The calf scruffing

The calf scruffing

It was late in the afternoon and I was with Dad driving around the mill run in the old “Willy’s Jeep”. The soft canvas sides of the old green jeep flapping slightly in the breeze as we drove along. Lady, the old sheep dog was hanging much of her body out the side, to get a good breeze and any exciting scents ahead, dodging the regular bushes flashing past, doing their best to poke their head in to the cab on the way thru. Dad wasn’t saying much in his usual fashion, as driving was pretty much a full time job on those old mill run tracks, dodging stumps and sticks to avoid punctures.

It had been a long day for a little bloke like me at five, as we had been out since first light and done the eastern side of the Curbur mill run, some call them a “bore run”, which was at least a hundred kilometres and most of that was very slow because of creek crossings, gates, cleaning troughs and checking watering points for stock water. We had collected two woolly wethers tied up in the small back section of the jeep that we had picked up on the run earlier during the day, which had obviously escaped that year’s shearing muster, and they would be dropped in the straggler paddock further down the road on the way home. There wasn’t much room in the back of the Willy’s soft-top, just enough for a dog, tool box and a few extras like an axe, fencing pliers and trough brush, and on this particular occasion the two woolly sheep took up any excess room available – hence Lady’s far flung stance.

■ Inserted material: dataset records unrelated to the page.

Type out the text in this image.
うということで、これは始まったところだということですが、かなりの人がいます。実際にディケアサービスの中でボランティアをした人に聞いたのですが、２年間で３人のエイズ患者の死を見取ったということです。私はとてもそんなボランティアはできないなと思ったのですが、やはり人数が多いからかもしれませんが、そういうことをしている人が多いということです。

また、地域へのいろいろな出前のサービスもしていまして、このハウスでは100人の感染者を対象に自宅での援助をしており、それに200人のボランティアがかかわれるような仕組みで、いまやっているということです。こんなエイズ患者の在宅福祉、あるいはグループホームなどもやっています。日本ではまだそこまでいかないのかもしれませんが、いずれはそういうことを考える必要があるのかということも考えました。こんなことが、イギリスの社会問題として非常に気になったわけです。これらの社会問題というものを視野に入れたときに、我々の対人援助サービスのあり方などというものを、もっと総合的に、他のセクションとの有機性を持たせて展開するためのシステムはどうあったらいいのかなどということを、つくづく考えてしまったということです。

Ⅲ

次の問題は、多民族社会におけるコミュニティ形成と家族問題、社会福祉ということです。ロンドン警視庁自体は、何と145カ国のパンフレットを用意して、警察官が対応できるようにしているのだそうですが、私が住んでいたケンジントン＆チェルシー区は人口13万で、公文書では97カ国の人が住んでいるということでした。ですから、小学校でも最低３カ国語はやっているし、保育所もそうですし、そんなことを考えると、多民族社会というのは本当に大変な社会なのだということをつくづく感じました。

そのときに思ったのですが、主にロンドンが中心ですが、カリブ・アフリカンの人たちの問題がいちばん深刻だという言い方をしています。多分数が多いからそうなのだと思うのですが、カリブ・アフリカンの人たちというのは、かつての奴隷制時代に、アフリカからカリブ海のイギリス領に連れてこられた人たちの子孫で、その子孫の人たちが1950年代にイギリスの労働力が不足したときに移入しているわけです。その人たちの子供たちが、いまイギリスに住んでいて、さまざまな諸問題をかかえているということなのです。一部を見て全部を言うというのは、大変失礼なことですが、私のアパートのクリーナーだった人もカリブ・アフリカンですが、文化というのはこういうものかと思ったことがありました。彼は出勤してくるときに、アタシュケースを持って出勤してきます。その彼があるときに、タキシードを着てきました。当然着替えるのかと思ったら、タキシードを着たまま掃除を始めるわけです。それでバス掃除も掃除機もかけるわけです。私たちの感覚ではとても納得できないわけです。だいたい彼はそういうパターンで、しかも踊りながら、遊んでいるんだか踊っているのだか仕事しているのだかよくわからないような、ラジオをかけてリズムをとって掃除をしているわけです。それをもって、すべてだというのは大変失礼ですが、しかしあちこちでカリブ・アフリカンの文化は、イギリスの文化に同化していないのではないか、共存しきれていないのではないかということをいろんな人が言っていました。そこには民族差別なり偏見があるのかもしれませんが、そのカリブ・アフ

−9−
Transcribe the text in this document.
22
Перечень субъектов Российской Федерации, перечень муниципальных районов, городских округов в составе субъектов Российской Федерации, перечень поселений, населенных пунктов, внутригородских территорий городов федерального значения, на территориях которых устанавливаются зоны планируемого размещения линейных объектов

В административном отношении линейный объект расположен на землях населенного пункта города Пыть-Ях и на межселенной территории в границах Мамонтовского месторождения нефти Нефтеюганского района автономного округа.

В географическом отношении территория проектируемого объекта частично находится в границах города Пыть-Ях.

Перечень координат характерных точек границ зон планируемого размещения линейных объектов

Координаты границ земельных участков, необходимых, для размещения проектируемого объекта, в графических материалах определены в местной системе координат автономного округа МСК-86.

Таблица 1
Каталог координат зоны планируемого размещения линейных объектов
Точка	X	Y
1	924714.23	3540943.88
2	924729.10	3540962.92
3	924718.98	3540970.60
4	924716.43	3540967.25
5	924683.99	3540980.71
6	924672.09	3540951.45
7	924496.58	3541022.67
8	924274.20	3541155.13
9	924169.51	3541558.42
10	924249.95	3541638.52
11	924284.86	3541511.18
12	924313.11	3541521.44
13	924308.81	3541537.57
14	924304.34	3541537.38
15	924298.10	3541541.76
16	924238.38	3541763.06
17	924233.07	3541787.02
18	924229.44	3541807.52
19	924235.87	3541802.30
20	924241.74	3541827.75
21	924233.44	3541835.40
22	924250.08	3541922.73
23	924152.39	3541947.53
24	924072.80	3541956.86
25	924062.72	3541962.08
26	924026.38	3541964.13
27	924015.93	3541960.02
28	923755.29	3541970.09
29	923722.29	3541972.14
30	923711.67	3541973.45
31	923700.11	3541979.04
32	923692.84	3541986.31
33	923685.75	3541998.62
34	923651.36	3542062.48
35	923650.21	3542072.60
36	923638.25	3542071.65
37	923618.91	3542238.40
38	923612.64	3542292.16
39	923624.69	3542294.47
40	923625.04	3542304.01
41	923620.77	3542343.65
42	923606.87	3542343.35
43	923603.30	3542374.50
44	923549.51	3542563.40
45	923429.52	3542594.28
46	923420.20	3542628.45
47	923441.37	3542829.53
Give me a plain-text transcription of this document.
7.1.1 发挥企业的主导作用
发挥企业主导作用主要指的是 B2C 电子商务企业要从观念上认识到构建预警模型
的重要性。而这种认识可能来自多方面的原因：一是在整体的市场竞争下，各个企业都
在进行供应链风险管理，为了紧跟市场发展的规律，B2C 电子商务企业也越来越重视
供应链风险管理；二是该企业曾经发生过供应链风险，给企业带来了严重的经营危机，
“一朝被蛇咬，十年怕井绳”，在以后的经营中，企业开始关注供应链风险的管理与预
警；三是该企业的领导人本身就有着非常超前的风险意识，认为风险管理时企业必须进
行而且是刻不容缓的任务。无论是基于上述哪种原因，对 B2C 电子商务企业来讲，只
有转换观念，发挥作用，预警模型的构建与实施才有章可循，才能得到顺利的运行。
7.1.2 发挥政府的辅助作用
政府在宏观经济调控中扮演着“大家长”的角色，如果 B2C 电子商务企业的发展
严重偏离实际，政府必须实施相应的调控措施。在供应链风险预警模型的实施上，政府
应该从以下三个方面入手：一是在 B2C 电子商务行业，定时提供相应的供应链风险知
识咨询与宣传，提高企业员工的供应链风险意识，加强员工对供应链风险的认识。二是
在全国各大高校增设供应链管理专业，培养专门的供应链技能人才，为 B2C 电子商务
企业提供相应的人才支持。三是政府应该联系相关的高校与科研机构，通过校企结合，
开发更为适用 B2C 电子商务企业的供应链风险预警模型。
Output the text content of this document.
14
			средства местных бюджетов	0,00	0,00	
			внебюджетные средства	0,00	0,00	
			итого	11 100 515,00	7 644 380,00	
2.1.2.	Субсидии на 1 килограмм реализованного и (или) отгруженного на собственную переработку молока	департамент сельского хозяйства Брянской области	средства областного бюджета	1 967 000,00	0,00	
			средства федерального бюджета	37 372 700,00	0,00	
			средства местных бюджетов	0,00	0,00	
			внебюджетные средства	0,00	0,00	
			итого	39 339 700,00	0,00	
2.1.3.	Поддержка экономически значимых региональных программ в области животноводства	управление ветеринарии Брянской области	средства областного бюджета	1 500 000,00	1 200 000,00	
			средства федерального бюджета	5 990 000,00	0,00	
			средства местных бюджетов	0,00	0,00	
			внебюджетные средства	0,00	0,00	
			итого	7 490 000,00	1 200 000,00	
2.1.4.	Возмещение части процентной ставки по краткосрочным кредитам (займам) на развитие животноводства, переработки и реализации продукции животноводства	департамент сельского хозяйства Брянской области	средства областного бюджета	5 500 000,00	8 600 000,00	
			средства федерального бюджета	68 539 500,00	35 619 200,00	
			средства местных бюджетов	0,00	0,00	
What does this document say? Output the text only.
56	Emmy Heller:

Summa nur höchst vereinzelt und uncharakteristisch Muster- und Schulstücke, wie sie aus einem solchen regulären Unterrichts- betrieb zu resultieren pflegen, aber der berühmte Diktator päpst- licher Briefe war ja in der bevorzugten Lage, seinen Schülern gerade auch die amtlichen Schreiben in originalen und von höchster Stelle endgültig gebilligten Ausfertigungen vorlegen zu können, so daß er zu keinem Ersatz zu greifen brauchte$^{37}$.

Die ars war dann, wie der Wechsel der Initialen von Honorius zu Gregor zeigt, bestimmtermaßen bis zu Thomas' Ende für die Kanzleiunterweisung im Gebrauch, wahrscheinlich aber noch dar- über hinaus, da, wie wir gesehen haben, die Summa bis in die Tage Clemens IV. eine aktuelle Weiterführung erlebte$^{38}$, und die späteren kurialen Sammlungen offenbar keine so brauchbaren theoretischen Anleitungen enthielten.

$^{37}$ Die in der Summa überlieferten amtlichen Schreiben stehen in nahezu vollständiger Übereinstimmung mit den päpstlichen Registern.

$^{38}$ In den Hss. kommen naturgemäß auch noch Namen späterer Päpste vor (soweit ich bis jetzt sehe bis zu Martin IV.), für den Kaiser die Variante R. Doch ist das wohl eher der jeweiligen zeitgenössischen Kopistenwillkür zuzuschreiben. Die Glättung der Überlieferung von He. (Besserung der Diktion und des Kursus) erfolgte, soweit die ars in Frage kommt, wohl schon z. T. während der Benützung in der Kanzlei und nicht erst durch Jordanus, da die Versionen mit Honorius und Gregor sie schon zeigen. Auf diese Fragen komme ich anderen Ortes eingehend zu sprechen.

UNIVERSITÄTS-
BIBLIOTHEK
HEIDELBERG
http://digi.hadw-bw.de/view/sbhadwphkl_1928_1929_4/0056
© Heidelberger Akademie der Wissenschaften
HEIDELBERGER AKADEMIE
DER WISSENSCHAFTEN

Not far from Tin Hut mill we swung onto the “main road”, as we called it, because it was the main gravel road between Mullewa and Gascoyne Junction, and my old home Curbur Station just happened to be pretty much exactly halfway between the two outback towns. Well you could hardly call “The Junction” as we locals called it a town, because it was really only a few old corrugated iron sheds, in the 60’s and the junction pub, nestled just off the banks of the huge Gascoyne River east of Carnarvon, with its gigantic white ghost gums along its banks.